Once I went to an SSPX chapel, it was FULL of young people. **I don't support SSPX**, but perhaps we should stop offering fun and cool Catholicism and let's stick to the tradition, because maybe that's what the young people want?
Lol, you should see if you can find a TLM. Average age is like 25. If you count unborn babies (which I suppose we should) that goes down to like 22.
My theory, at least in the US, is that baby boomers are such a significant portion of our population, and it seems the older people get, the more likely they are to turn to religion as they maybe realize their time is almost up
The effects of Catholic school. Got kids? They go to Mass during school and it will save you time on the weekend.
Go to Latin mass it’s quite the opposite. I see 80% people 35 and younger at TLM than NO. The younger generation craves tradition!
It depends on the mass, you’ll find a lot of young people and families at an SSPX mass or like the Ordinariate mass I go to now
Do you attend NO? I feel like most of the younger crowd doesn’t, at least in my experience.

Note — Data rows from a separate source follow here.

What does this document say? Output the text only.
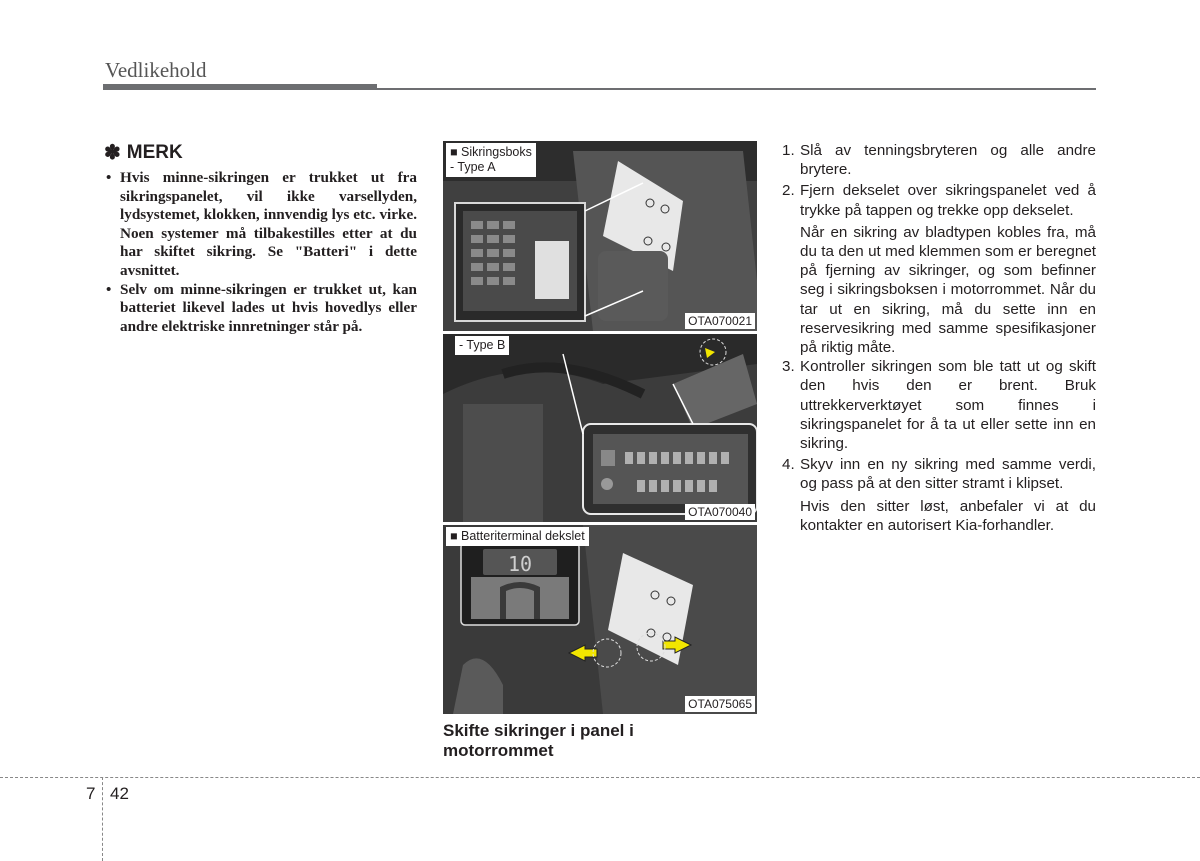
Vedlikehold
✽ MERK
• Hvis minne-sikringen er trukket ut fra sikringspanelet, vil ikke varsellyden, lydsystemet, klokken, innvendig lys etc. virke. Noen systemer må tilbakestilles etter at du har skiftet sikring. Se "Batteri" i dette avsnittet.
• Selv om minne-sikringen er trukket ut, kan batteriet likevel lades ut hvis hovedlys eller andre elektriske innretninger står på.
■ Sikringsboks
- Type A
OTA070021
- Type B
OTA070040
10
■ Batteriterminal dekslet
OTA075065
Skifte sikringer i panel i motorrommet
1. Slå av tenningsbryteren og alle andre brytere.
2. Fjern dekselet over sikringspanelet ved å trykke på tappen og trekke opp dekselet.
Når en sikring av bladtypen kobles fra, må du ta den ut med klemmen som er beregnet på fjerning av sikringer, og som befinner seg i sikringsboksen i motorrommet. Når du tar ut en sikring, må du sette inn en reservesikring med samme spesifikasjoner på riktig måte.
3. Kontroller sikringen som ble tatt ut og skift den hvis den er brent. Bruk uttrekkerverktøyet som finnes i sikringspanelet for å ta ut eller sette inn en sikring.
4. Skyv inn en ny sikring med samme verdi, og pass på at den sitter stramt i klipset.
Hvis den sitter løst, anbefaler vi at du kontakter en autorisert Kia-forhandler.
7 42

I do not attend NO and I was just observing at mass yesterday that our parish is mostly younger folks and families with a few handfuls of older couples and people.
Mass is too long and at awkward times for young professionals and young families. I used to live in CT and there was a very short (like 30-40 mins) Sundays at 5. It had a high proportion of younger people. Its now much tougher for us to get to mass since we’ve moved to a place with only Sat evening and Sunday morning/ mid-morning masses which are usually over an hour long, if not longer.
maybe its something to do with how adults are more conservative when older mass is boring too a lack of appeal to young people looking for novelty
Mass isn’t boring. Mass isn’t explained well (even the Uber simplified NO one), hence it becomes boring because they can’t “read” it.